Talk of a tariff started stirring in 2005, when China began to move into the renewable energy market. The financial backing of the Chinese government allowed manufacturers to drop prices and take over a large portion (about 60 percent, according to Siemens) of the market for supplied panels. Because of this, many American manufacturers were unable to compete and were driven out of business.
“So, really for me, Trump has finally come and put us back on the level playing field,” Siemens said. “The solar panels I have on my home — which are now 11 years old — that manufacturer is bankrupt and gone because of the same reason why Trump put the tariff on.”
The 30-percent tariff will probably not be enough to affect solar prices on a large scale, especially considering how much the cost of solar has dropped over the past ten years. In 2012, solar panels were going for $1.15 per watt of energy generated at peak hours, according to the Energy Information Administration.
In 2016, Mike Pickett of Pickett Solar in Fresno, was seeing panels installed for around 40 cents a watt. In July of last year, Pickett began to see the price increase to 50 cents.
“If you look at the historical cost of the system, it’s still cheaper than it was,” Pickett said.
When it comes to the consumer, the consensus is that the increase would not be significant.
“It doesn’t help, but it’s not going to hurt,” said Ty Simpson at Bakersfield-based Bland Solar, which has a showroom in Clovis.
On a $25,000 job, there might be a $2,000 increase, which, on a 15-year loan, would translate to a $17 increase to payments of $235 a month from $218, depending on the loan, according to Simpson.
Perhaps more important for installers is that they now know how much they can charge. The industry anticipated these tariffs, but didn’t know how high they would be, causing a lot of uncertainty.
“People don’t want to make decisions without knowing,” Pickett said. “I can’t convince a business owner to make a purchase without being able to tell him the price.”
This uncertainty put a lot of distributors and installers on edge and companies began buying up solar panels while they were still cheap.
Pickett, who also rents out pre-fabricated buildings, rented out 13,000 square feet to one customer to store panels.
Simpson is happy because he recently got a shipment of panels that landed before the tariff kicked in, making those panels especially valuable.
The solar industry’s reception hasn’t been universally positive. Jim Petersen, CEO of Fremont-based PetersenDean, a California company that installs solar rooftop panels mostly for residential customers, once favored tariffs on imported panels, which he found to be of inferior quality. He has changed his mind, he said in an interview this week with the Associated Press.
Petersen said tariffs could stunt his business by raising the cost of a job, which ranges from $6,000 to $60,000 or more. He said he might be forced to lay off up to 25 percent of his 3,200 installers.

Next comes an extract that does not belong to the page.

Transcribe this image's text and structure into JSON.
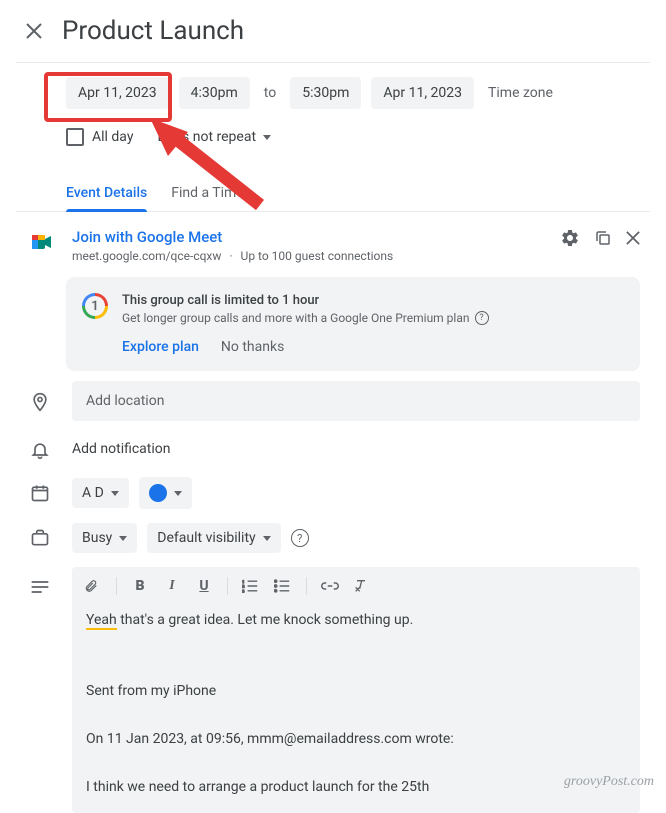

“This is bad for American jobs, bad for the consumer,” he said.
The overall intent of the tariff, however, was not to affect consumption, but rather to encourage domestic buying and increase manufacturing jobs.

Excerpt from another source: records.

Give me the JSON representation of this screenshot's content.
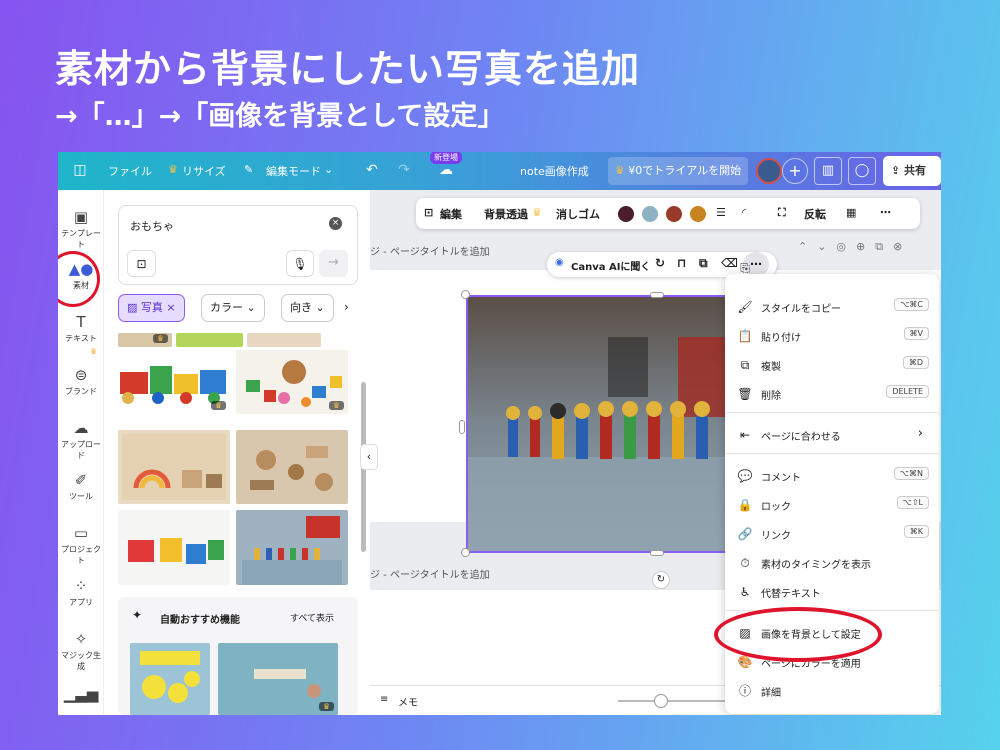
{
  "slide": {
    "heading": "素材から背景にしたい写真を追加",
    "subheading": "→「…」→「画像を背景として設定」"
  },
  "topbar": {
    "file": "ファイル",
    "resize": "リサイズ",
    "edit_mode": "編集モード",
    "new_badge": "新登場",
    "doc_title": "note画像作成",
    "trial": "¥0でトライアルを開始",
    "share": "共有"
  },
  "rail": {
    "items": [
      {
        "label": "テンプレート",
        "icon": "template-icon"
      },
      {
        "label": "素材",
        "icon": "elements-icon"
      },
      {
        "label": "テキスト",
        "icon": "text-icon"
      },
      {
        "label": "ブランド",
        "icon": "brand-icon"
      },
      {
        "label": "アップロード",
        "icon": "upload-icon"
      },
      {
        "label": "ツール",
        "icon": "tools-icon"
      },
      {
        "label": "プロジェクト",
        "icon": "folder-icon"
      },
      {
        "label": "アプリ",
        "icon": "apps-icon"
      },
      {
        "label": "マジック生成",
        "icon": "magic-icon"
      }
    ]
  },
  "panel": {
    "search_value": "おもちゃ",
    "chips": {
      "photo": "写真",
      "color": "カラー",
      "orientation": "向き"
    },
    "ai_section": {
      "title": "自動おすすめ機能",
      "see_all": "すべて表示"
    }
  },
  "toolbar": {
    "edit": "編集",
    "bg_remove": "背景透過",
    "eraser": "消しゴム",
    "flip": "反転",
    "colors": [
      "#4a1e2c",
      "#8fb1c4",
      "#9a3a29",
      "#c8851f"
    ]
  },
  "canvas": {
    "page_label": "ジ - ページタイトルを追加",
    "page2_label": "ジ - ページタイトルを追加",
    "ask_ai": "Canva AIに聞く",
    "memo": "メモ"
  },
  "context_menu": {
    "items": [
      {
        "label": "スタイルをコピー",
        "shortcut": "⌥⌘C",
        "icon": "paint-roller-icon"
      },
      {
        "label": "貼り付け",
        "shortcut": "⌘V",
        "icon": "clipboard-icon"
      },
      {
        "label": "複製",
        "shortcut": "⌘D",
        "icon": "duplicate-icon"
      },
      {
        "label": "削除",
        "shortcut": "DELETE",
        "icon": "trash-icon"
      },
      {
        "label": "ページに合わせる",
        "shortcut": "",
        "icon": "fit-page-icon"
      },
      {
        "label": "コメント",
        "shortcut": "⌥⌘N",
        "icon": "comment-icon"
      },
      {
        "label": "ロック",
        "shortcut": "⌥⇧L",
        "icon": "lock-icon"
      },
      {
        "label": "リンク",
        "shortcut": "⌘K",
        "icon": "link-icon"
      },
      {
        "label": "素材のタイミングを表示",
        "shortcut": "",
        "icon": "timer-icon"
      },
      {
        "label": "代替テキスト",
        "shortcut": "",
        "icon": "accessibility-icon"
      },
      {
        "label": "画像を背景として設定",
        "shortcut": "",
        "icon": "background-icon"
      },
      {
        "label": "ページにカラーを適用",
        "shortcut": "",
        "icon": "palette-icon"
      },
      {
        "label": "詳細",
        "shortcut": "",
        "icon": "info-icon"
      }
    ]
  }
}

“No doubt there has been a big loss in manufacturing in the U.S. and that’s probably directly related to imports being cheap,” Pickett said.
The 30-percent tariff is only slated to last for four years, and it will decrease every year on top of that.
But some installers don’t see that as being enough to give domestic manufacturers enough.
“I still don’t think they can compete,” Simpson said. “Even with a small tariff on overseas panels, it’s still cost effective to buy overseas.”